In her opening remarks, Appropriations Full Committee Chairwoman Rosa DeLauro (D-CT) emphasized the fact that the COVID-19 crisis has exposed critical shortfalls in public health infrastructure, as well as in mental health care. She also reaffirmed the need for continued investments in biomedical research to improve our resiliency in the face of future health crises.
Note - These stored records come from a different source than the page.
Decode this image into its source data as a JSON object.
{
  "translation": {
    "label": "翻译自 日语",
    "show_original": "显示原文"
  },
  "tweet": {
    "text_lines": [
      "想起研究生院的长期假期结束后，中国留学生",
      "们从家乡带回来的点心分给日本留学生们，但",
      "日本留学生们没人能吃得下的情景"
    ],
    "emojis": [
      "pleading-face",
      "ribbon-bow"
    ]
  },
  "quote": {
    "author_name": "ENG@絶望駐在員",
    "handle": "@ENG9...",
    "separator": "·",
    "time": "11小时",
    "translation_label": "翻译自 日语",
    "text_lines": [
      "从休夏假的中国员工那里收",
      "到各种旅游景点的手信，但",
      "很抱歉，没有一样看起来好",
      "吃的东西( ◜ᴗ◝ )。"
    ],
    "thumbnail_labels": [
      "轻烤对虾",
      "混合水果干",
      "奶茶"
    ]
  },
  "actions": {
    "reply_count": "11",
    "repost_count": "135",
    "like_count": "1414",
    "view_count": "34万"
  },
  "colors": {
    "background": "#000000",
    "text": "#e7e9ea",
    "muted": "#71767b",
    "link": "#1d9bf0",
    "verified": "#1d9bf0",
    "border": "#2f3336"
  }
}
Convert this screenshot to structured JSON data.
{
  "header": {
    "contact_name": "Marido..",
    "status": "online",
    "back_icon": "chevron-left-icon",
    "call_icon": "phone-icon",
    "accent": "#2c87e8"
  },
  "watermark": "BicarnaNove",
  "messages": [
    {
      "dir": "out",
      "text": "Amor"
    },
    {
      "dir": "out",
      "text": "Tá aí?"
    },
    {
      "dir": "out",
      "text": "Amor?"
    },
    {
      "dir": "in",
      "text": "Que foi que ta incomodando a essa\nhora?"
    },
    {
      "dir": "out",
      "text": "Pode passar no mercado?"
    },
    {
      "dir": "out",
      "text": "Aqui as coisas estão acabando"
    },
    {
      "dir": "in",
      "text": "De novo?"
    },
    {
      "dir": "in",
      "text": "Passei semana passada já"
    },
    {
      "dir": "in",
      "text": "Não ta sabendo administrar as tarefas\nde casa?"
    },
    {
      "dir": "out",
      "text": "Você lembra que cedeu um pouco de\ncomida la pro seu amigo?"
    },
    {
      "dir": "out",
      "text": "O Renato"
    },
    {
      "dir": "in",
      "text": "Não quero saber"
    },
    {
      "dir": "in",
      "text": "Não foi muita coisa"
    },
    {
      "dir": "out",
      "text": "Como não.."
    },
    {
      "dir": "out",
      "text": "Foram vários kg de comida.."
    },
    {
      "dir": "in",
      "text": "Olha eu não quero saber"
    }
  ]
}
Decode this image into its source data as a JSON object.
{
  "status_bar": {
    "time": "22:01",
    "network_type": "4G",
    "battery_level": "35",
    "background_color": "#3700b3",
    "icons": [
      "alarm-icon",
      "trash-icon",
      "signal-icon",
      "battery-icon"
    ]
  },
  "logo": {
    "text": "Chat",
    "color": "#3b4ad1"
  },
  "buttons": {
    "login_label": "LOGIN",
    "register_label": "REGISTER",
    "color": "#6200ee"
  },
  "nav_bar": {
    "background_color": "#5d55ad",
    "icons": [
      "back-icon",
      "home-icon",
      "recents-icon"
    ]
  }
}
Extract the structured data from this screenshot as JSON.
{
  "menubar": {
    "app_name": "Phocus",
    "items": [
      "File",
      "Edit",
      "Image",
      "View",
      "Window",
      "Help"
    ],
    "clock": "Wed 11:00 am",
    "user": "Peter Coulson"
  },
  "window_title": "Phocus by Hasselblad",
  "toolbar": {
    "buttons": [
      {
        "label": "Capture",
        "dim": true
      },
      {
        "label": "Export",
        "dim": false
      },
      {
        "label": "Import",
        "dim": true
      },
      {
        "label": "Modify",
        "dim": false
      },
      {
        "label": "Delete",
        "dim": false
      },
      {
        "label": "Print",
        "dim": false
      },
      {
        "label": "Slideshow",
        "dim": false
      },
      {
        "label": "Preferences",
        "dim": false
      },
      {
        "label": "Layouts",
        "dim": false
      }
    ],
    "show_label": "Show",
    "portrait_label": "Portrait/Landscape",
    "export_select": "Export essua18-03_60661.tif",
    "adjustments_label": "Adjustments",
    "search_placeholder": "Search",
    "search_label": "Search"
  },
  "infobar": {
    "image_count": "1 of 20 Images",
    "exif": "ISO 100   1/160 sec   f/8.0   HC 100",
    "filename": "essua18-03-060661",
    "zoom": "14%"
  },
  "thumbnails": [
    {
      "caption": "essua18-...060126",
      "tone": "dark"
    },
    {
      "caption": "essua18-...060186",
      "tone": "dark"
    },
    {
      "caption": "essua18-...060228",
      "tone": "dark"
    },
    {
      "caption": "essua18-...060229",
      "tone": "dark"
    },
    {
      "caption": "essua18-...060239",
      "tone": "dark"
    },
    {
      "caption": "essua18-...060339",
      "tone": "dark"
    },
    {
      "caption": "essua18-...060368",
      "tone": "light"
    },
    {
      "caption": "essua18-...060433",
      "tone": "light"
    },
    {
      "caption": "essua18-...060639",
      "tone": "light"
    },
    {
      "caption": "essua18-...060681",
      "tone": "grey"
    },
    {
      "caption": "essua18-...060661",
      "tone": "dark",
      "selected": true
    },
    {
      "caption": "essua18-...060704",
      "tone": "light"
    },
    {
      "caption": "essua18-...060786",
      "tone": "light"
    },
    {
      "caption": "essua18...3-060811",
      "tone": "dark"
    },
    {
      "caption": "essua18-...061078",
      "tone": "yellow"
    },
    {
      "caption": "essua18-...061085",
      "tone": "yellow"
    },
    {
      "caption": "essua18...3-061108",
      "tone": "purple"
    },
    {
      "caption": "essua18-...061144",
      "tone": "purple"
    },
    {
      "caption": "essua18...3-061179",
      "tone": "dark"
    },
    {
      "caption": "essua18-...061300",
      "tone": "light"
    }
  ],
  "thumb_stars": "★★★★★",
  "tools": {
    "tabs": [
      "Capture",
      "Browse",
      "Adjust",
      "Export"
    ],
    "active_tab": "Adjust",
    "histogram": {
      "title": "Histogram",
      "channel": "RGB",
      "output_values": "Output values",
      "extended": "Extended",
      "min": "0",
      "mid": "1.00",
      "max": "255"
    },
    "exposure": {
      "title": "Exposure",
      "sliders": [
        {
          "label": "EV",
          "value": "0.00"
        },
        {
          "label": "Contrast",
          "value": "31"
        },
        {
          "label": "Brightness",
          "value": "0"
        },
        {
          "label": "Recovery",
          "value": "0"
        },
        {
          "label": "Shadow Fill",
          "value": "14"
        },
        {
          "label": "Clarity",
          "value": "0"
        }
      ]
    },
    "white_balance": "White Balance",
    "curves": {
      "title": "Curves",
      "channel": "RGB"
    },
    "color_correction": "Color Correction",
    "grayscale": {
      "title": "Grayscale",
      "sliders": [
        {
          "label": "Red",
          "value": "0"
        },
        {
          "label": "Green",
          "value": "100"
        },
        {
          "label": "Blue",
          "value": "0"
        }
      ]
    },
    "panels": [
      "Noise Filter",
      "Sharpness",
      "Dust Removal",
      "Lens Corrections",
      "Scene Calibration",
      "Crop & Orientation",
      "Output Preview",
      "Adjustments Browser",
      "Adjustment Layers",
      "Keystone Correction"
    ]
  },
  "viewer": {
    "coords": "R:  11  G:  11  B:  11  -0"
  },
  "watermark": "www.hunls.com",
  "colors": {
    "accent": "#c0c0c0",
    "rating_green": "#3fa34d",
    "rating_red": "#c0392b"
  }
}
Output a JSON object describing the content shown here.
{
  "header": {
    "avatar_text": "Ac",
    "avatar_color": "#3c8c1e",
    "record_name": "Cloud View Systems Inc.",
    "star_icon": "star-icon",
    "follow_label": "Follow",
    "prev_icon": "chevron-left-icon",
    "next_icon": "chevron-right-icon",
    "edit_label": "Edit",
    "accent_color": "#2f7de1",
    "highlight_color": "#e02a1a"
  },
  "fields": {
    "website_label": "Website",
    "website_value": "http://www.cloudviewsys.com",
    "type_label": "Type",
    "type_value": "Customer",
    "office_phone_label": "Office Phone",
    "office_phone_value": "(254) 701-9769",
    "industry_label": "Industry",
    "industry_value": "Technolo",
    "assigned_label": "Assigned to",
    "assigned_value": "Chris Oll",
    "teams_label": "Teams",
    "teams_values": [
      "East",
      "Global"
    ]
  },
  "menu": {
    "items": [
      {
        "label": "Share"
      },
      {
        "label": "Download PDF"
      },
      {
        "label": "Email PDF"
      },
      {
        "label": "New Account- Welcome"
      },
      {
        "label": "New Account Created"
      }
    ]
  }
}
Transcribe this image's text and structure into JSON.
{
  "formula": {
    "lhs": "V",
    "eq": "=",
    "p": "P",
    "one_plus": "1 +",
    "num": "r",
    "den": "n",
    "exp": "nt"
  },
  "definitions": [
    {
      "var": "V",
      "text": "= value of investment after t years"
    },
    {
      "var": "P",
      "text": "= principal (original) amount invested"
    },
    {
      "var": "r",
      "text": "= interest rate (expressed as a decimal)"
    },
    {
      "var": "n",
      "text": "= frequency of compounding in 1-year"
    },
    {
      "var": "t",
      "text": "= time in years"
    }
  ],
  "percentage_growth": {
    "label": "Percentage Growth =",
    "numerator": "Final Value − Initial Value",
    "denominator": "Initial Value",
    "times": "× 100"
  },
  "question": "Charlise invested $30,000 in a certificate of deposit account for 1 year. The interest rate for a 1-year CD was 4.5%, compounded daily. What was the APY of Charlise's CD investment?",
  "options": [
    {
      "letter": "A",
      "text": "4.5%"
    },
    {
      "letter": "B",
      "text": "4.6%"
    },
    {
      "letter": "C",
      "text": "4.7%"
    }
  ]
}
The appropriations bill, as currently drafted, would allot an additional $253.8 billion or (a 28% increase over fiscal year 2020) for programs and initiatives, including those to improve public health infrastructure, increase access to mental healthcare, and facilitate innovative biomedical research.
Below is a summary of the relevant sections of the bill:
National Institutes of Health (NIH)
- The bill increases funding for every center and institute housed within the NIH by no less than 5%. Of particular note:
- The bill appropriates $1.9 billion for the National Institute on Drug Abuse.
- The bill appropriates $2.1 billion for the National Institute of Mental Health.
Substance Abuse and Mental Health Services (SAMHSA)
- The bill appropriates a total of $3.1 billion to carry out the Protection and Advocacy for Individuals with Mental Illness Act, which gives federally funded protection and advocacy systems (P&As) the authority to investigate abuse or neglect in facilities that provide mental health services.
- The bill appropriates $5.4 billion to support substance abuse treatment and prevention.
- The bill appropriate $243 million for substance abuse prevention programs.
Title IV-A Funding for School Counseling Programs
- The Committee recommends $1,305,000,000 for Student Support and Academic Enrichment (SSAE) State Grants, which is $85,000,000 above the fiscal year 2021 enacted level and the fiscal year 2022 budget request.
Full Committee Ranking Member Kay Granger (R-TX) and Subcommittee Ranking Member Tom Cole (R-OK) made their opening statements following Chairwoman DeLauro. Both members expressed serious concerns about the topline spending levels as well as the removal of the Hyde Amendment, a rider that has been historically included in L-HHS appropriations bills to prohibit spending federal money on abortion services.
Ranking Members Granger and Cole both stated that they would not support a bill that failed to include the Hyde Amendment as a rider. Ensuing debate will likely center on appropriate levels of federal spending and the removal of the Hyde Amendment. However, members from both parties appear to be aligned in their support for substantial investments in public health infrastructure and biomedical research to prepare for the next pandemic. Rep. Cole noted that he supports an even larger investment in the National Institutes of Health (NIH) than proposed in the bill.
The Subcommittee favorably reported the bill to the full committee by voice vote, with no members offering any amendments.